経営不振に陥っているシャープは2月4日、台湾の鴻海(ホンハイ)精密工業の傘下に入って再建をめざす方針を決めた。国と民間が作る官民ファンド「産業革新機構」も支援を提案していたが、鴻海案の方が資金面で有利で、再建の可能性が高いと判断した模様だ。
実現すればシャープは鴻海に事実上買収されることになる。時事ドットコムなどが伝えた。

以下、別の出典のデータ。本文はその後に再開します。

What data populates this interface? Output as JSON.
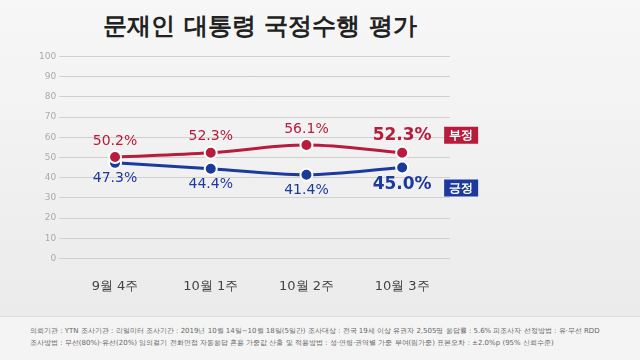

鴻海の支援総額は7000億円で、成長資金として5000億円を投じる。シャープ幹部が5日に台湾に入り、鴻海と具体的な協議に入る。シャープの高橋興三社長が4日午後の2015年4~12月期決算発表の記者会見で表明する。
シャープ支援をめぐっては、政府系ファンドの産業革新機構が3000億円規模、鴻海が7000億円を出資する支援案をそれぞれ提示していた。再建の実現可能性や経済合理性などを総合的に判断した結果、革新機構の約2倍の資金を提示し、主力取引銀行にも大きな追加負担を求めない鴻海案が支持を得た。
(時事ドットコム:シャープ、鴻海が買収へ=優先交渉で月内合意目指す-総額7000億円を支援より 2016/02/04 13:31)
シャープは、先週までは液晶技術を国外に流出させないという政府の意向や支援の実現性を踏まえ、産業革新機構から出資を受ける提案に基づいて再建を進める方向で調整していた。
しかし、鴻海の郭台銘会長(65)が1月30日に大阪市のシャープ本社を訪れ、経営陣に直接説明。現経営陣を続投させ、事業売却はせずに「シャープ」ブランドを温存し、雇用も守る考えを示した。鴻海の示した条件が機構案を大幅に上回るものだったため、シャープは方針を変更した。
鴻海精密工業の郭台銘会長
■鴻海は電子機器受託製造の世界最大手
鴻海は電子機器の製造を請け負うサービスの世界最大手。iPhoneなどApple製品の部品を手がけており、フォックスコンのブランド名で知られている。毎日新聞は次のように記している。
台湾に本社を置く電子機器受託製造の世界最大手で、郭台銘会長が1974年に設立した。各国から電子部品を仕入れ、安価に製品を組み立てる手法で成長。日米の大手電機から、スマートフォンやテレビ、ゲーム機などの生産を受託している。2014年12月期の連結売上高は約15兆円、連結最終(当期)利益は約4600億円に上る。
(シャープ:鴻海が買収へ…6000億円超拠出 最終調整 - 毎日新聞より 2016/02/04 12:49)
朝日新聞デジタルは鴻海について「グループで液晶パネルを生産しているが、技術面では日本や韓国勢に後れをとっている。シャープの持つ液晶技術を取り込むことで、国際競争力を高めたい考えだ」と伝えている。